The one obvious downside this job has is seeing the huge amounts of pain people walk – or more often, hobble – into my clinic in. And as much as a lot of injury treatments can be somewhat at the ‘uncomfortable’ end of the pain scale, we “therapists” honestly (genuinely!) dont enjoy other peoples pain, and so I always try to get people with lower back pain (LBP) in as soon as possible, as I know how debilitating it can be. There are, needless to say, a huge range of possible causes of LBP. In this blog I am going to concentrate on one group of muscles that are sometimes involved (Ref 1, 2); the hip flexors. 

Numerous muscles flex the hip (bring your knee up from the hip), but the two that are most commonly referred to clinically as ‘the’ hip flexors are the group made up of the Psoas and the Iliacus – called the Illiopsoas. These are two deep muscles which attach at the top of the inside edge of the thigh bone; the Psoas ends at the Lumbar Verterbrae (lower back); the Iliacus ends on the Iliac crest (pelvis).

Alongside their role in flexing the hip (walking, running), they are also thought to be a major player in lower back stability – the ‘core’ is much more than your abs!

Current lifestyles mean a lot of us spend long parts of the day sat down, be that at the desk at work, driving, or sat watching t.v. This means that the hip sits at 90 degrees – or flexed – for long periods. The iliopsoas is built up of slow twitch muscle fibres, and when sat dormant in this contracted (or shortened) state they can begin to accept it as the ‘norm’. It is not only sedentary lifestyle that can have negative effects on this group of muscles though, and because of its huge work load when walking, running etc it can be susceptible to overuse. It is theorised that eventually a tight psoas can begin to pull on the spinal attachments, potentially tilting your pelvis (Ref 3), and ultimately causing pain. In some cases lordotic curvature of the lumbar region will occur – also known as ‘duck butt’!

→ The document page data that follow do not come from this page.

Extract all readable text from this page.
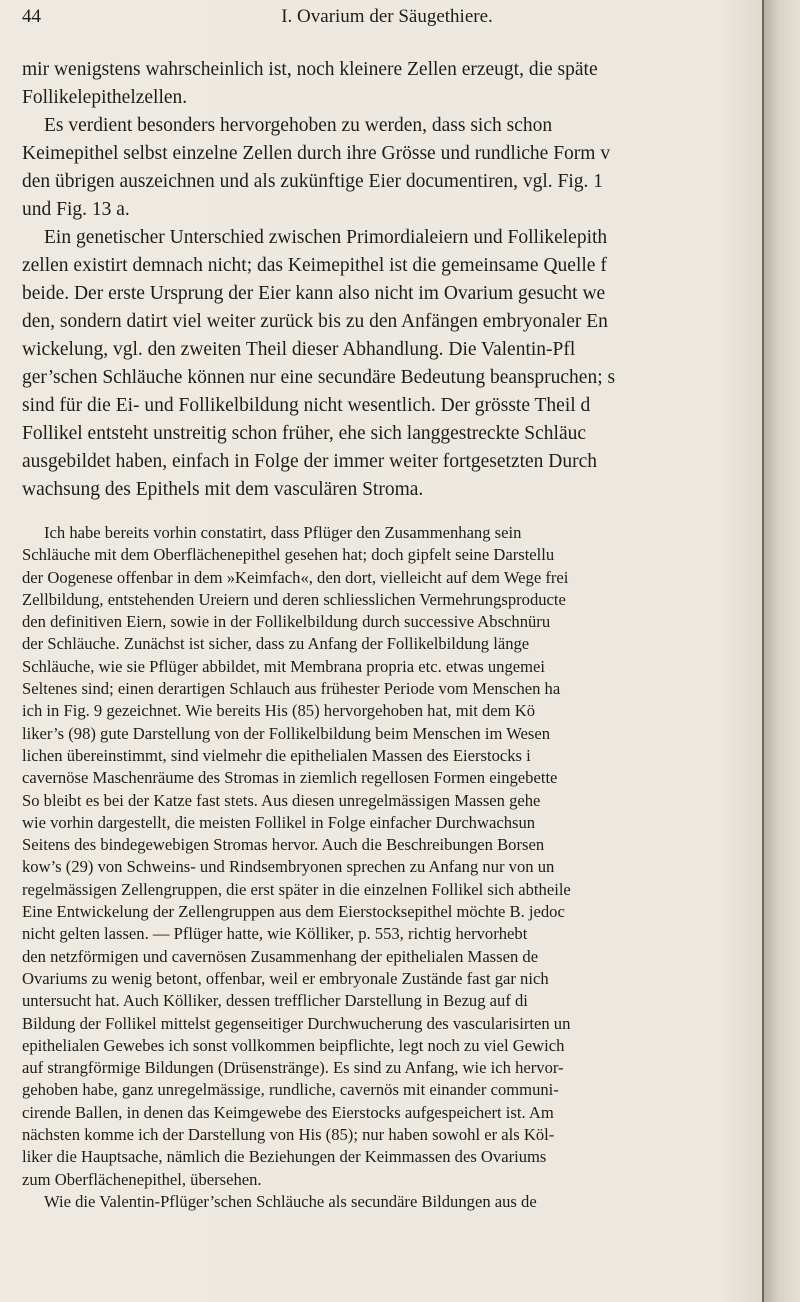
44	I. Ovarium der Säugethiere.
mir wenigstens wahrscheinlich ist, noch kleinere Zellen erzeugt, die späte
Follikelepithelzellen.
Es verdient besonders hervorgehoben zu werden, dass sich schon
Keimepithel selbst einzelne Zellen durch ihre Grösse und rundliche Form v
den übrigen auszeichnen und als zukünftige Eier documentiren, vgl. Fig. 1
und Fig. 13 a.
Ein genetischer Unterschied zwischen Primordialeiern und Follikelepith
zellen existirt demnach nicht; das Keimepithel ist die gemeinsame Quelle f
beide. Der erste Ursprung der Eier kann also nicht im Ovarium gesucht we
den, sondern datirt viel weiter zurück bis zu den Anfängen embryonaler En
wickelung, vgl. den zweiten Theil dieser Abhandlung. Die Valentin-Pfl
ger’schen Schläuche können nur eine secundäre Bedeutung beanspruchen; s
sind für die Ei- und Follikelbildung nicht wesentlich. Der grösste Theil d
Follikel entsteht unstreitig schon früher, ehe sich langgestreckte Schläuc
ausgebildet haben, einfach in Folge der immer weiter fortgesetzten Durch
wachsung des Epithels mit dem vasculären Stroma.
Ich habe bereits vorhin constatirt, dass Pflüger den Zusammenhang sein
Schläuche mit dem Oberflächenepithel gesehen hat; doch gipfelt seine Darstellu
der Oogenese offenbar in dem »Keimfach«, den dort, vielleicht auf dem Wege frei
Zellbildung, entstehenden Ureiern und deren schliesslichen Vermehrungsproducte
den definitiven Eiern, sowie in der Follikelbildung durch successive Abschnüru
der Schläuche. Zunächst ist sicher, dass zu Anfang der Follikelbildung länge
Schläuche, wie sie Pflüger abbildet, mit Membrana propria etc. etwas ungemei
Seltenes sind; einen derartigen Schlauch aus frühester Periode vom Menschen ha
ich in Fig. 9 gezeichnet. Wie bereits His (85) hervorgehoben hat, mit dem Kö
liker’s (98) gute Darstellung von der Follikelbildung beim Menschen im Wesen
lichen übereinstimmt, sind vielmehr die epithelialen Massen des Eierstocks i
cavernöse Maschenräume des Stromas in ziemlich regellosen Formen eingebette
So bleibt es bei der Katze fast stets. Aus diesen unregelmässigen Massen gehe
wie vorhin dargestellt, die meisten Follikel in Folge einfacher Durchwachsun
Seitens des bindegewebigen Stromas hervor. Auch die Beschreibungen Borsen
kow’s (29) von Schweins- und Rindsembryonen sprechen zu Anfang nur von un
regelmässigen Zellengruppen, die erst später in die einzelnen Follikel sich abtheile
Eine Entwickelung der Zellengruppen aus dem Eierstocksepithel möchte B. jedoc
nicht gelten lassen. — Pflüger hatte, wie Kölliker, p. 553, richtig hervorhebt
den netzförmigen und cavernösen Zusammenhang der epithelialen Massen de
Ovariums zu wenig betont, offenbar, weil er embryonale Zustände fast gar nich
untersucht hat. Auch Kölliker, dessen trefflicher Darstellung in Bezug auf di
Bildung der Follikel mittelst gegenseitiger Durchwucherung des vascularisirten un
epithelialen Gewebes ich sonst vollkommen beipflichte, legt noch zu viel Gewich
auf strangförmige Bildungen (Drüsenstränge). Es sind zu Anfang, wie ich hervor-
gehoben habe, ganz unregelmässige, rundliche, cavernös mit einander communi-
cirende Ballen, in denen das Keimgewebe des Eierstocks aufgespeichert ist. Am
nächsten komme ich der Darstellung von His (85); nur haben sowohl er als Köl-
liker die Hauptsache, nämlich die Beziehungen der Keimmassen des Ovariums
zum Oberflächenepithel, übersehen.
Wie die Valentin-Pflüger’schen Schläuche als secundäre Bildungen aus de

A shortened Psoas on one side will pull the spine to that side, potentially leading to  scoliosis (bending) of the spine, and a noticeable imbalance.

A tight Psoas can also inhibit the Glutes firing and performing normally. This is called Reciprocal Inhibition (the Psoas and the Glutes are opposing muscles).

The primary sign of an iliopsoas injury, or issue,  is pain in the lumbar spine area. It can be painful and difficult to stand up after long periods of hip flexion (after driving, seated at a desk,  or even sleeping in a ‘fetal’ position), or sitting up from a led down position. In some cases pain through the groin region will also be present.

If when laying flat on your back you can fit your hand under your lower back – you may have iliopsoas tension. Another simple test of hip flexor tension is to lie on your back, and hug your knees to your chest. Let one leg go, and gently lower it straight. If your leg ‘hangs’ in the air and doesnt lie flat on the ground – you may have hip flexor tension.

An easy and popular stretch to help relieve symptoms is shown in the below picture, however if symptoms persist, it is recommended that you seek assessment and treatment.

N.B. There are no ‘one size fits all’ style quick fixes in most injury scenarios, so these article shouldnt be seen as such. They are merely guides to a better understanding of how our bodies work.